The method is able to detect anomalies by analyzing the correlations among different types of log messages. It creates features that accurately capture various correlations among log messages and performs anomaly detection on these features. The method is able to detect anomalies in both the Darkstar online game server and the Hadoop File System. For Darkstar, the method accurately detects performance anomalies immediately after they happen and provides hints as to the root cause. For Hadoop, it detects runtime anomalies that are commonly overlooked. The method is able to distill over 24 million lines of console logs to a one-page decision tree that a domain expert can readily understand. The method is able to process logs in a scalable and efficient manner, using Hadoop map-reduce jobs on cloud computing. The method is able to achieve nearly linear speedup for a few dollars per run.This paper presents a methodology for automatically detecting system runtime problems by mining console logs. The approach combines source code analysis with information retrieval to create composite features from logs, then uses machine learning to detect operational problems. The method enables analyses that are impossible with previous methods due to its superior ability to create sophisticated features. It also distills analysis results into an operator-friendly one-page decision tree showing critical messages associated with detected problems. The approach was validated using the Darkstar online game server and the Hadoop File System, where it detected numerous real problems with high accuracy and few false positives. In the Hadoop case, it analyzed 24 million lines of console logs in 3 minutes. The methodology works on any size of textual console logs without requiring changes to the service software, human input, or knowledge of the software's internals.
The approach involves four key contributions: 1) a technique for analyzing source code to recover the structure inherent in console logs; 2) identification of common information in logs—state variables and object identifiers—and automatic creation of features from logs; 3) a machine learning and information retrieval methodology that effectively detects unusual patterns or anomalies across large collections of such features; and 4) automatic construction of a visualization that distills the results of anomaly detection in a compact and operator-friendly format.
The method uses structured information such as message types and variables to automatically create features that capture information conveyed in logs. It is the first work extracting information at this fine level of granularity from console logs for problem detection. The method is able to accurately parse all possible log messages, even those rarely seen in actual logs. It also eliminates most heuristics and guesses for log parsing used by existing solutions.

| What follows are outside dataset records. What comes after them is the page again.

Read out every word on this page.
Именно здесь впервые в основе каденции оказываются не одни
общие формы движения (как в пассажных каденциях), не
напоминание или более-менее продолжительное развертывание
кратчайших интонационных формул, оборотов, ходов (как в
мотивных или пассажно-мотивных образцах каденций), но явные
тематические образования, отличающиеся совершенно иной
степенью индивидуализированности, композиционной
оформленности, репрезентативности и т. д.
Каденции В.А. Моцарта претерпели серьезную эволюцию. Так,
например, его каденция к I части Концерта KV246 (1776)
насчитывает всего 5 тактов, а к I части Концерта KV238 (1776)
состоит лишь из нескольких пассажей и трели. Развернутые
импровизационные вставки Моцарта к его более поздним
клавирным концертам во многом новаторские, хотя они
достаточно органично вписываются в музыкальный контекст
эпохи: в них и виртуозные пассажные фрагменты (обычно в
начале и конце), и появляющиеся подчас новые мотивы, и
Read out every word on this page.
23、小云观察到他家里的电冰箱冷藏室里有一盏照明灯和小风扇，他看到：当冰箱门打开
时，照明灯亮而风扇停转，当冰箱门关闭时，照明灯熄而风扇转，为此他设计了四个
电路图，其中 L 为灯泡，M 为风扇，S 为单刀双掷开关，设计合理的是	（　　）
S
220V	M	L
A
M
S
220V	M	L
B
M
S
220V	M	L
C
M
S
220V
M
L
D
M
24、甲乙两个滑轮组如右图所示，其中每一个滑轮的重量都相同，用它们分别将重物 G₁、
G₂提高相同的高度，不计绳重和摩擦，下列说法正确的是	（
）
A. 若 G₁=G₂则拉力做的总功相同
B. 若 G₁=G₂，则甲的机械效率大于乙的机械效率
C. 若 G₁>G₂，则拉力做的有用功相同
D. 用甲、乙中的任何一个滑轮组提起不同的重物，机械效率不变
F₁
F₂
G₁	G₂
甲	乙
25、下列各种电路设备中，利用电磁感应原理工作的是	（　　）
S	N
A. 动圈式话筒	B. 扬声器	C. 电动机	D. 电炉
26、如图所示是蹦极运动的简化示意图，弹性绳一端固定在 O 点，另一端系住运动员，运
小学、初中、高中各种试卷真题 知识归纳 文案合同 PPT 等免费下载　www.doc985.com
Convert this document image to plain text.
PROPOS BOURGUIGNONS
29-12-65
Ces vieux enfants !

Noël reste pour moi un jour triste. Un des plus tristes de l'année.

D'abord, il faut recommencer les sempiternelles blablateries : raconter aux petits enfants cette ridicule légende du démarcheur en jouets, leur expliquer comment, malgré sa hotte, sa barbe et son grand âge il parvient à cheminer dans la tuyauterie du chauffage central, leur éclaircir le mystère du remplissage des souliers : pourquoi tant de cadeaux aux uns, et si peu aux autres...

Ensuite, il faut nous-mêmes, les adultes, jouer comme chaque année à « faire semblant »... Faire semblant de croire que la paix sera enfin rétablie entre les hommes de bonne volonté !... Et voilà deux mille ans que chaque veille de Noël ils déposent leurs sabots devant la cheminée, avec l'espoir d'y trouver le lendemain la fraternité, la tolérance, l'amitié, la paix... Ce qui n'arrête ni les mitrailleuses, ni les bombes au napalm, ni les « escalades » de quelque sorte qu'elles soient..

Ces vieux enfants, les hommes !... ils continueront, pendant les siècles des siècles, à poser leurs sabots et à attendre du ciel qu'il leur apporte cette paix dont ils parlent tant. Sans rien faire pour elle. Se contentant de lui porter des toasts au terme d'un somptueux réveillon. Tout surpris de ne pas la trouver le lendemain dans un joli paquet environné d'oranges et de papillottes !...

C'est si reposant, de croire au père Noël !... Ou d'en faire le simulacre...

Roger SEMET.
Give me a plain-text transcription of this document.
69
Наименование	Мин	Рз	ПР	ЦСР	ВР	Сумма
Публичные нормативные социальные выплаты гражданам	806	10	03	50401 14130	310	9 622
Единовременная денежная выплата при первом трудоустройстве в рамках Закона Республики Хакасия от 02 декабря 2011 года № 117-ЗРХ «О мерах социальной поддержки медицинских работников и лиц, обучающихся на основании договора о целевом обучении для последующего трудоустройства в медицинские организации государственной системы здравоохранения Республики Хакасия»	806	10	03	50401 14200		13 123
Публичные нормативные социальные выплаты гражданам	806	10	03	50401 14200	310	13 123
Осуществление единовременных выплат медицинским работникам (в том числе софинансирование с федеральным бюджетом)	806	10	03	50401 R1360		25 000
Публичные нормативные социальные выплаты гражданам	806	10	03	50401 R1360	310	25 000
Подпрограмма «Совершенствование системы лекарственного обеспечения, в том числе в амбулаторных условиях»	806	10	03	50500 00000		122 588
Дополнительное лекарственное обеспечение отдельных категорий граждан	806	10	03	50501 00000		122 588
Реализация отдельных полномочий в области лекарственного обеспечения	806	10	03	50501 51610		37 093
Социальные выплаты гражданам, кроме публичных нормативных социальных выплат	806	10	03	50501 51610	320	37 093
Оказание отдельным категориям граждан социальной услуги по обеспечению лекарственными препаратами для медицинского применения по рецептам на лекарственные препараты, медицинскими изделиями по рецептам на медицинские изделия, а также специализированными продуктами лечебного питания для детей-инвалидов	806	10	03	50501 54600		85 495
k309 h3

The method is able to detect anomalies by analyzing the correlations among different types of log messages. It creates features that accurately capture various correlations among log messages and performs anomaly detection on these features. The method is able to detect anomalies in both the Darkstar online game server and the Hadoop File System. For Darkstar, the method accurately detects performance anomalies immediately after they happen and provides hints as to the root cause. For Hadoop, it detects runtime anomalies that are commonly overlooked. The method is able to distill over 24 million lines of console logs to a one-page decision tree that a domain expert can readily understand. The method is able to process logs in a scalable and efficient manner, using Hadoop map-reduce jobs on cloud computing. The method is able to achieve nearly linear speedup for a few dollars per run.